Even though you might not be able to get to a pool right now, there is lots you can do to maintain your swim fitness.
by Clint Lien
I’m here in my office putting the finishing touches on my May article for the print version – “The Importance of a Strong Swim” but the elephant in the room keeps stepping on my toes. The sad truth is we may not be swimming or racing for some time. Victoria is meant to be the warmest city in Canada and we’re still four weeks away from when we would normally start our regular open water swims – and with this late season cold spell it may be even longer.
On Friday last – even as the pools were still operating – I could see the writing on the wall. I sent a note to my core group of athletes imploring them to remain positive and above all – remain fit. We’ve all done great work this season and I had faith that work would be reflected in their race results. As pools closed and races were postponed I knew enthusiasm would wane. What I told my people to do was stay secure in the knowledge that this too would pass and that we should be the club that is fitter on the other side of it all. Now I want to say – let’s be the country that’s fitter on the other side of it.
We all know what we’re suppose to be doing to flatten the infection curve but what can we do to stay swim fit when we don’t own Endless Pools or Vasa Trainers?
Most of my athletes work full time. This means I essentially maximize the amount of intensity they can maintain given the work to rest ratio that’s dictated to them. Now that many of them have more rest on their hands, swimming is off the table and racing is likely pushed at least eight weeks, we have to rethink the training.
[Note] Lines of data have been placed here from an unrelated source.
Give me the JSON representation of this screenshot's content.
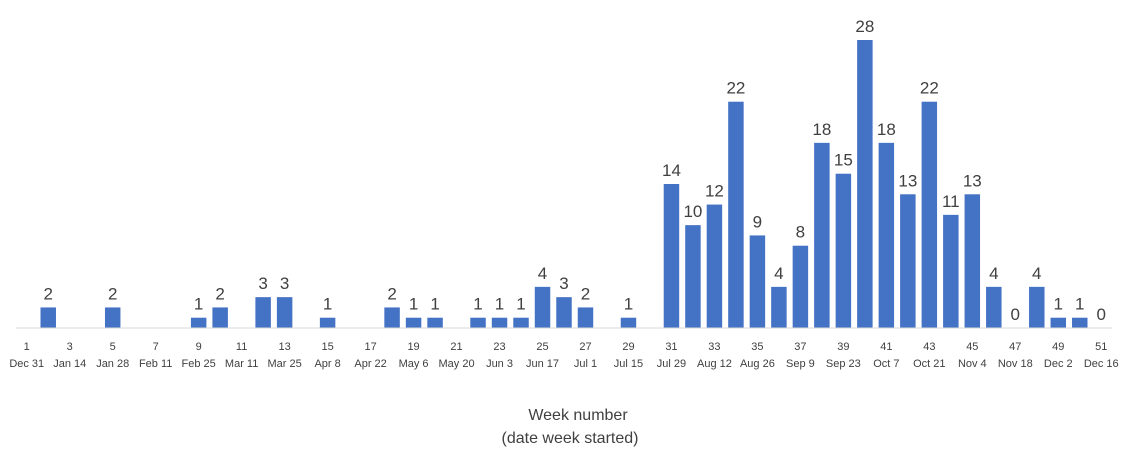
{
  "chart_data": {
    "type": "bar",
    "xlabel_lines": [
      "Week number",
      "(date week started)"
    ],
    "ylim": [
      0,
      28
    ],
    "grid": false,
    "legend": "none",
    "bar_color": "#4472C4",
    "label_color": "#404040",
    "categories": [
      1,
      2,
      3,
      4,
      5,
      6,
      7,
      8,
      9,
      10,
      11,
      12,
      13,
      14,
      15,
      16,
      17,
      18,
      19,
      20,
      21,
      22,
      23,
      24,
      25,
      26,
      27,
      28,
      29,
      30,
      31,
      32,
      33,
      34,
      35,
      36,
      37,
      38,
      39,
      40,
      41,
      42,
      43,
      44,
      45,
      46,
      47,
      48,
      49,
      50,
      51
    ],
    "values": [
      null,
      2,
      null,
      null,
      2,
      null,
      null,
      null,
      1,
      2,
      null,
      3,
      3,
      null,
      1,
      null,
      null,
      2,
      1,
      1,
      null,
      1,
      1,
      1,
      4,
      3,
      2,
      null,
      1,
      null,
      14,
      10,
      12,
      22,
      9,
      4,
      8,
      18,
      15,
      28,
      18,
      13,
      22,
      11,
      13,
      4,
      0,
      4,
      1,
      1,
      0
    ],
    "week_numbers": [
      "1",
      "3",
      "5",
      "7",
      "9",
      "11",
      "13",
      "15",
      "17",
      "19",
      "21",
      "23",
      "25",
      "27",
      "29",
      "31",
      "33",
      "35",
      "37",
      "39",
      "41",
      "43",
      "45",
      "47",
      "49",
      "51"
    ],
    "week_dates": [
      "Dec 31",
      "Jan 14",
      "Jan 28",
      "Feb 11",
      "Feb 25",
      "Mar 11",
      "Mar 25",
      "Apr 8",
      "Apr 22",
      "May 6",
      "May 20",
      "Jun 3",
      "Jun 17",
      "Jul 1",
      "Jul 15",
      "Jul 29",
      "Aug 12",
      "Aug 26",
      "Sep 9",
      "Sep 23",
      "Oct 7",
      "Oct 21",
      "Nov 4",
      "Nov 18",
      "Dec 2",
      "Dec 16"
    ]
  }
}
As I stated – the intensity is already there for most of them. Now, with more time available, I’m suggesting they substitute swims with base (aerobic) bike and runs. And, as important, begin an at-home dry land routine to help maintain some swim fitness.
Related: Six core exercises to make you a stronger triathlete
If you’re not already doing a regular core session, shame on you, but no excuses now. Get on it! And, on top of that core routine – add in some swim cord work.
A few hours before I started writing this, Dave Scott posted a nice video (see above) on the use of swim cords. His technique is excellent and I like that he does it “right” before he does it fast. You can simplify what he’s doing as well. If you’re new to cord work then start by doing 8 X 30 seconds of double arm (Fly) pulls w/ 30 seconds rest. Add 5 seconds each day. Build up to 10 X.
Doing 10-15 minutes a day of work with the cords will noticeably stay your swim fitness decline while you’re out of the pool. You may even find your technique actually improving.
If you don’t have cords, you can improvise with a punctured inner tube – it’s not ideal, but it works.
And, if you really want a well rounded dry land routine, there are dozens of nice little yoga sessions to be found on YouTube. Personally I’ve tried a half a dozen and finally settled on one I like. I’m going to keep doing it until I feel I’ve mastered it then I’ll find something a little longer and a little more challenging.
In the meantime, here are a few other changes our group is making over the next few weeks:
- Our spin sessions will be live streamed on FB.
- The track sessions will be posted for athletes to do OYO.
- We’ll stay connected through social media and time will keep on ticking.
This will pass and I think we’ll all be a little more grateful for those friends – that human touch – that we’re going to miss for a spell. I’ll certainly be happy to get back in the water.
By following a simple at-home protocol you won’t have to lose your swim fitness any more than you have to.
See you all at the races!
Clint Lien is the head coach of Mercury Rising Triathlon in Victoria, BC.